Fueron muchos los que se despidieron de la civilización hace unos veinte o treinta años, para desaparecer en el anónimo feliz de las islas de los mares del sur. Hubo entre ellos artistas, escritores, músicos, aristócratas, filósofos y hasta millonarios de todas las nacionalidades. Algunos de estos Robinsones modernos regresaron al seno de la civilización al cabo de algunos años, mientras que otros, para no mencionar más que a los pintores Le Mayeur y Theo Meier, prosiguen aún su aislamiento, sin dar más señales de vida que los resultados de sus trabajos respectivos.

La figura de Alain Gerbault se destaca entre los que habían soñado con vivir como Robinsones en algún paraíso ignorado. Acompañado por un minúsculo grupo de amigos, el campeón de tenis y navegante solitario se estableció casi secretamente en una isla olvidada de Melanesia, donde murió años después, a consecuencia de un accidente. Es de suponer que sus acompañantes carecían del espíritu inquieto que lo animaba, porque sólo demoraron hasta la llegada del primer barco que los devolvió a Francia.

¿Refugio o prisión?

No cabe la menor duda de que las islas alejadas de los continentes podrán ofrecer cierta protección a sus habitantes contra los efectos de la bomba atómica, pero jamás llegarán a ser paraísos terrestres, tal como sueñan sus flamantes poseedores. La tragedia desarrollada hace unos quince años entre los seis Robinisnones de Floreana, una de las islas Galápagos, demuestra claramente que el refugio, en vez de transformarse en un edén, se convierte, a la larga, en una prisión infernal, donde sólo dominan las pasiones más bajas del hombre.

Con todo, el éxodo de los nuevos Robinsones se ha iniciado ya.
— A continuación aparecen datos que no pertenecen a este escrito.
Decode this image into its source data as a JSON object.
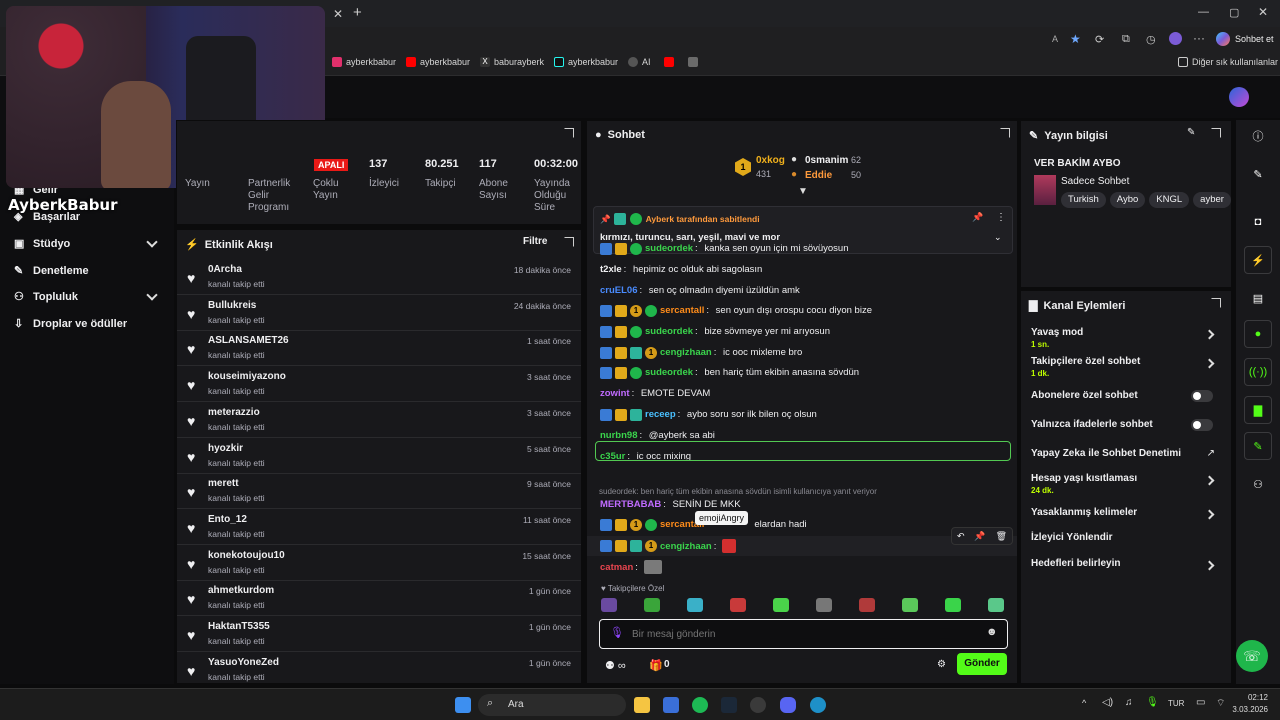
{
  "browser": {
    "title": "Sohbet et",
    "bookmarks": [
      "ayberkbabur",
      "ayberkbabur",
      "baburayberk",
      "ayberkbabur",
      "AI"
    ],
    "other_bookmarks": "Diğer sık kullanılanlar"
  },
  "webcam": {
    "watermark": "AyberkBabur"
  },
  "nav": {
    "items": [
      {
        "label": "Gelir"
      },
      {
        "label": "Başarılar"
      },
      {
        "label": "Stüdyo"
      },
      {
        "label": "Denetleme"
      },
      {
        "label": "Topluluk"
      },
      {
        "label": "Droplar ve ödüller"
      }
    ]
  },
  "stats": {
    "status_badge": "APALI",
    "cols": [
      {
        "value": "",
        "label": "Yayın"
      },
      {
        "value": "",
        "label": "Partnerlik Gelir Programı"
      },
      {
        "value": "",
        "label": "Çoklu Yayın"
      },
      {
        "value": "137",
        "label": "İzleyici"
      },
      {
        "value": "80.251",
        "label": "Takipçi"
      },
      {
        "value": "117",
        "label": "Abone Sayısı"
      },
      {
        "value": "00:32:00",
        "label": "Yayında Olduğu Süre"
      }
    ]
  },
  "activity": {
    "title": "Etkinlik Akışı",
    "filter": "Filtre",
    "items": [
      {
        "name": "0Archa",
        "sub": "kanalı takip etti",
        "time": "18 dakika önce"
      },
      {
        "name": "Bullukreis",
        "sub": "kanalı takip etti",
        "time": "24 dakika önce"
      },
      {
        "name": "ASLANSAMET26",
        "sub": "kanalı takip etti",
        "time": "1 saat önce"
      },
      {
        "name": "kouseimiyazono",
        "sub": "kanalı takip etti",
        "time": "3 saat önce"
      },
      {
        "name": "meterazzio",
        "sub": "kanalı takip etti",
        "time": "3 saat önce"
      },
      {
        "name": "hyozkir",
        "sub": "kanalı takip etti",
        "time": "5 saat önce"
      },
      {
        "name": "merett",
        "sub": "kanalı takip etti",
        "time": "9 saat önce"
      },
      {
        "name": "Ento_12",
        "sub": "kanalı takip etti",
        "time": "11 saat önce"
      },
      {
        "name": "konekotoujou10",
        "sub": "kanalı takip etti",
        "time": "15 saat önce"
      },
      {
        "name": "ahmetkurdom",
        "sub": "kanalı takip etti",
        "time": "1 gün önce"
      },
      {
        "name": "HaktanT5355",
        "sub": "kanalı takip etti",
        "time": "1 gün önce"
      },
      {
        "name": "YasuoYoneZed",
        "sub": "kanalı takip etti",
        "time": "1 gün önce"
      }
    ]
  },
  "chat": {
    "title": "Sohbet",
    "leaders": [
      {
        "name": "0xkog",
        "score": "431"
      },
      {
        "name": "0smanim",
        "score": "62"
      },
      {
        "name": "Eddie",
        "score": "50"
      }
    ],
    "rank": "1",
    "pinned": {
      "by": "Ayberk tarafından sabitlendi",
      "text": "kırmızı, turuncu, sarı, yeşil, mavi ve mor"
    },
    "messages": [
      {
        "user": "sudeordek",
        "color": "#3ad44c",
        "text": "kanka sen oyun için mi sövüyosun",
        "badges": [
          "blue",
          "gold",
          "green"
        ]
      },
      {
        "user": "t2xle",
        "color": "#efeff1",
        "text": "hepimiz oc olduk abi sagolasın",
        "badges": []
      },
      {
        "user": "cruEL06",
        "color": "#4a8cff",
        "text": "sen oç olmadın diyemi üzüldün amk",
        "badges": []
      },
      {
        "user": "sercantall",
        "color": "#ff8c1a",
        "text": "sen oyun dışı orospu cocu diyon bize",
        "badges": [
          "blue",
          "gold",
          "one",
          "green"
        ]
      },
      {
        "user": "sudeordek",
        "color": "#3ad44c",
        "text": "bize sövmeye yer mi arıyosun",
        "badges": [
          "blue",
          "gold",
          "green"
        ]
      },
      {
        "user": "cengizhaan",
        "color": "#3ad44c",
        "text": "ic ooc mixleme bro",
        "badges": [
          "blue",
          "gold",
          "teal",
          "one"
        ]
      },
      {
        "user": "sudeordek",
        "color": "#3ad44c",
        "text": "ben hariç tüm ekibin anasına sövdün",
        "badges": [
          "blue",
          "gold",
          "green"
        ]
      },
      {
        "user": "zowint",
        "color": "#c06bff",
        "text": "EMOTE DEVAM",
        "badges": []
      },
      {
        "user": "receep",
        "color": "#4ac0ff",
        "text": "aybo soru sor ilk bilen oç olsun",
        "badges": [
          "blue",
          "gold",
          "teal"
        ]
      },
      {
        "user": "nurbn98",
        "color": "#3ad44c",
        "text": "@ayberk sa abi",
        "badges": []
      },
      {
        "user": "c35ur",
        "color": "#3ad44c",
        "text": "ic occ mixing",
        "badges": []
      }
    ],
    "reply_note": "sudeordek: ben hariç tüm ekibin anasına sövdün isimli kullanıcıya yanıt veriyor",
    "reply_msg": {
      "user": "MERTBABAB",
      "text": "SENİN DE MKK"
    },
    "sercan_msg": {
      "user": "sercantall",
      "text": "elardan hadi"
    },
    "cengiz_msg": {
      "user": "cengizhaan",
      "text": ""
    },
    "tooltip": "emojiAngry",
    "catman": "catman",
    "follower_emotes_label": "Takipçilere Özel",
    "input_placeholder": "Bir mesaj gönderin",
    "points": "0",
    "send": "Gönder"
  },
  "info": {
    "title": "Yayın bilgisi",
    "stream_title": "VER BAKİM AYBO",
    "category": "Sadece Sohbet",
    "tags": [
      "Turkish",
      "Aybo",
      "KNGL",
      "ayber"
    ]
  },
  "actions": {
    "title": "Kanal Eylemleri",
    "items": [
      {
        "label": "Yavaş mod",
        "sub": "1 sn.",
        "kind": "arrow"
      },
      {
        "label": "Takipçilere özel sohbet",
        "sub": "1 dk.",
        "kind": "arrow"
      },
      {
        "label": "Abonelere özel sohbet",
        "sub": "",
        "kind": "toggle"
      },
      {
        "label": "Yalnızca ifadelerle sohbet",
        "sub": "",
        "kind": "toggle"
      },
      {
        "label": "Yapay Zeka ile Sohbet Denetimi",
        "sub": "",
        "kind": "ext"
      },
      {
        "label": "Hesap yaşı kısıtlaması",
        "sub": "24 dk.",
        "kind": "arrow"
      },
      {
        "label": "Yasaklanmış kelimeler",
        "sub": "",
        "kind": "arrow"
      },
      {
        "label": "İzleyici Yönlendir",
        "sub": "",
        "kind": "none"
      },
      {
        "label": "Hedefleri belirleyin",
        "sub": "",
        "kind": "arrow"
      }
    ]
  },
  "taskbar": {
    "search": "Ara",
    "lang": "TUR",
    "time": "02:12",
    "date": "3.03.2026"
  }
}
Se están formando pequeños grupos de jóvenes en varios países para trasladarse a los puntos más remotos de la tierra. Van mejor equipados que sus antecesores, ya que sus equipajes contienen refrigeradoras, vacunas, penicilina, aparatos de radio y mil cosas más.

-Vamos a las islas de la Sociedad- manifestó el jefe de un alegre grupo de franceses a los representantes de la prensa.

-¿No le parece un poco lejos?- le preguntó en broma uno de los periodistas.

-¿Lejos de qué?- preguntó a su vez el francés.

Ciertamente: ¿lejos de qué? El hombre puede alejarse de la guerra, de la bomba atómica, de sus semejantes, pero nunca logrará ponerse lejos de sí mismo. Y este es el secreto del fracaso de todos los Robinsones.